We were students of literature but we didn’t read in order to become clever and pass our exams with the highest commendations – we read in order to come to life. We were supremely adept at detecting metaphors, signs, analogies, portents – in books, and in our immediate realities. We confused life with literature and made the mistake of believing that everything going on around us was telling us something, something about our own little existences, our own undeveloped hearts, and, most crucially of all, about what was to come. What was to come? What was to come? We wanted to know, we wanted to know what lay ahead of us very very much, it was all we could think about and it was so unclear – yet at the same time it was all too clear. He was from the valley.
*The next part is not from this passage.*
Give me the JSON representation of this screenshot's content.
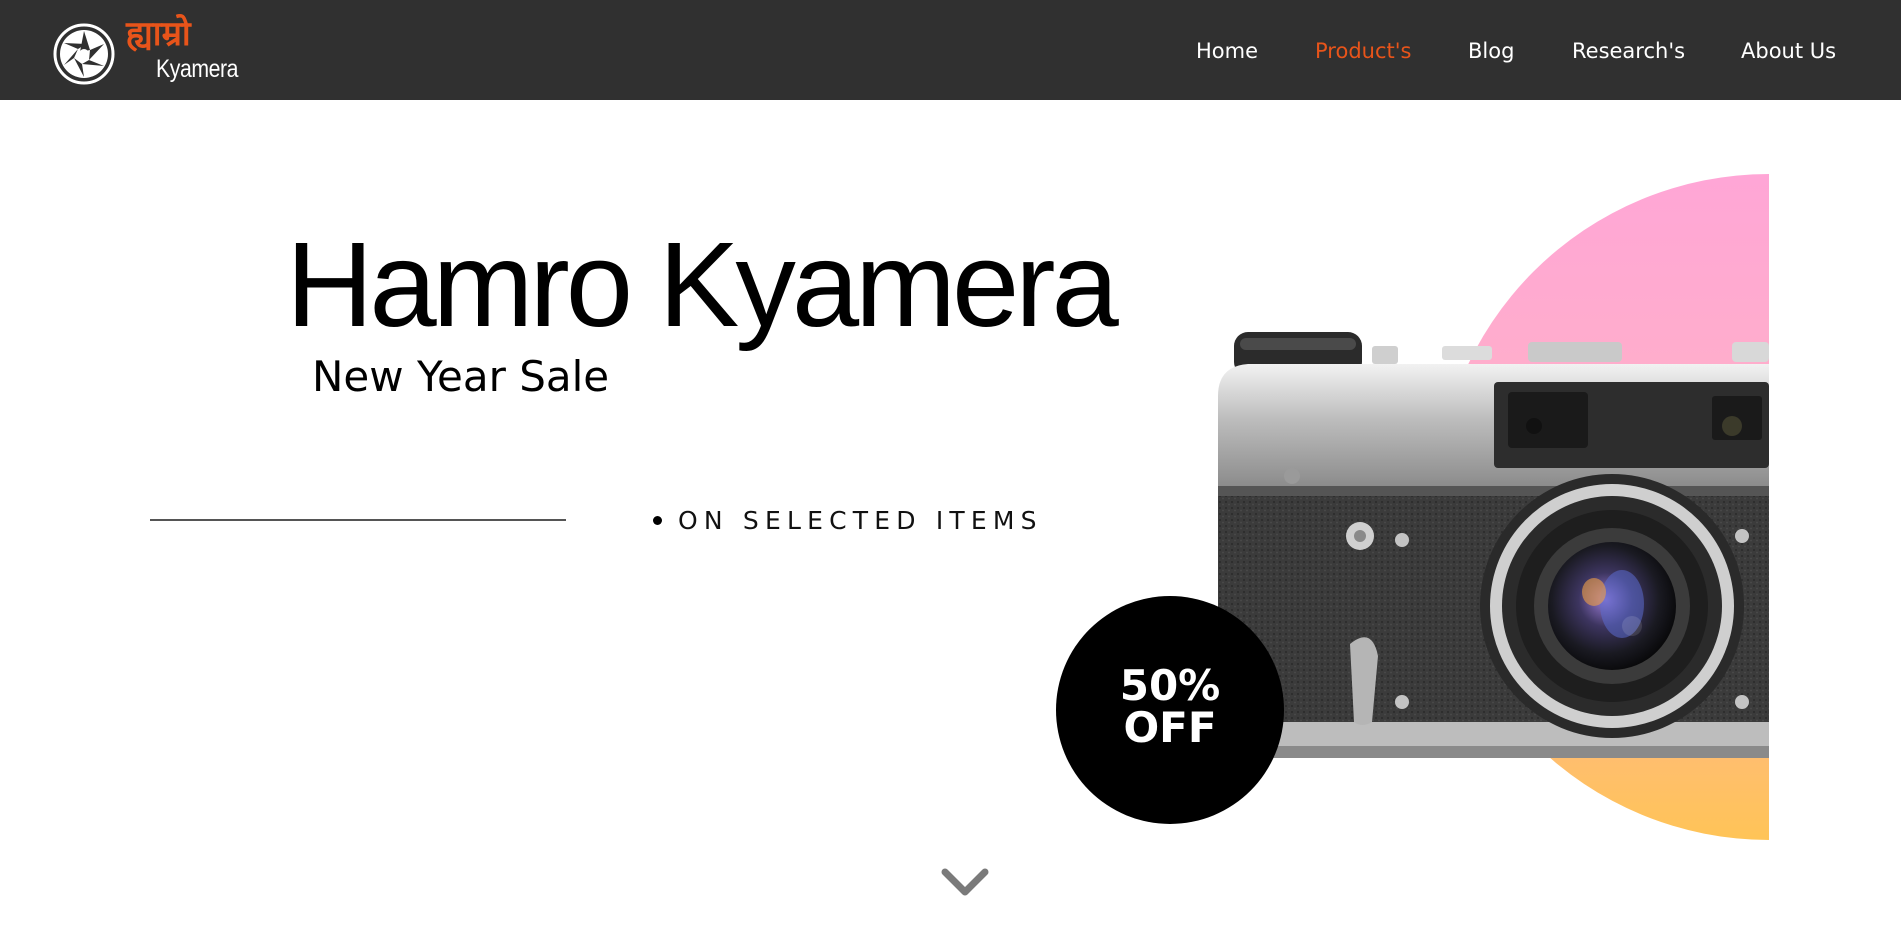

I was from the fastest growing town in Europe. Where we came from people left school and found a job, often in the same trade or firm where at least one close relative worked already, and then, soon after, you got married and moved into a starter home and had two or three children, and you’d work all the overtime going and after a while you’d have the house extended or you’d move into a bigger one, and there would be nice things, TVs and barbeques, and a fortnight’s holiday abroad once a year, and it’s not bad, it’s not a bad lot, yet we couldn’t say why exactly but neither me nor Dale were cut out for that. We could tell, had always known it – the encroaching inevitability of that life path had been a source of anxiety to us both since we were approximately eleven years old. We tried to keep that anxiety at bay with reading, with writing, with alcohol, with fantasies, with all the strength and imagination that those things gave us, and were on the lookout, always, for signs, proofs, indications, merest hints that we had promise, that we were special, that our lives would take a different turn. [...]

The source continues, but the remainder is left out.